Нас осаждали фоторепортеры, которые не давали мне покоя на протяжении почти всей моей беременности, и поэтому пришлось решать, как оставить их с носом. Клаудия родилась в одиннадцать утра, а ночью я сбежала из клиники через служебный вход и уехала на машине «скорой помощи». С нами была и врач, жившая в двух шагах от нас и имевшая, таким образом, возможность наблюдать за мной постоянно у нас дома.
А что же фоторепортеры? На следующее утро, убедившись в том, что их обвели вокруг пальца, они сфотографировали в клинике младенца другой женщины и продали снимки в газеты: «Вот вам дочь Клаудии Кардинале и Паскуале Скуитьери». Естественно, этого мы им не могли простить…
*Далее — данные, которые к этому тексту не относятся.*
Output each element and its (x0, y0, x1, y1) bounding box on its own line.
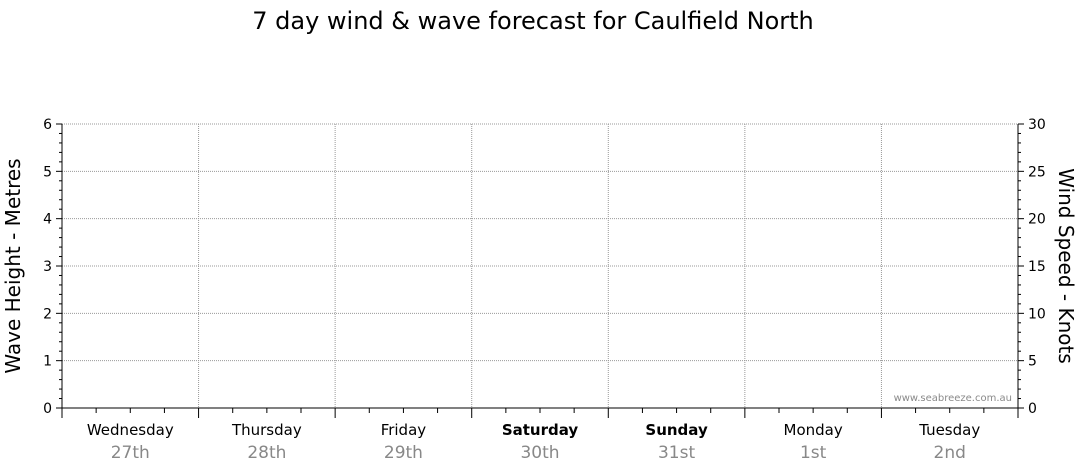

В тот день мы были дома: я, Паскуале, малышка и дети Паскуале от предыдущего брака, в том числе и самый младший — его семилетний сын. Именно он, испуганный, вбежал в дом с криком: «Там к нам вор лезет!..» Время, кстати, было очень напряженным: из-за терроризма все мы жили в постоянной тревоге… И никому не пришло в голову, что ребенок мог увидеть не грабителя, а фоторепортера, который пролез через дыру в садовой ограде и подкрадывался к окнам. Мы действительно подумали, что это злоумышленник, во всяком случае — опасный человек.
И тут Паскуале, схватив пистолет Кристальди, выскочил и пальнул в воздух…
Ну а газеты потом, совершенно не учитывая, в какой обстановке нам приходилось жить, написали, что Паскуале стрелял в ни в чем не повинного фотографа, который всего лишь выполнял свой профессиональный долг.
В сознании общественности это обстоятельство каким-то образом стало ассоциироваться с тюрьмой, через которую Паскуале пришлось пройти: эта его история носила кафкианский характер. Паскуале арестовали без всякого обвинения, чуть ли не в самолете, на котором он должен был лететь в Москву, где ему присудили приз за фильм «Дикий народ», наделавший до того много шума на Венецианском фестивале. Правдой были только две вещи. Первая — слова министра юстиции: «Немного тюрьмы Скуитьери не повредит». Вторая, она же следствие первой, — содержание Паскуале в одиночке в отделении «строгого режима» тюрьмы «Ребиббья». За четыре с половиной адских месяца никому — ни мне, ни детям — не дали с ним свидания.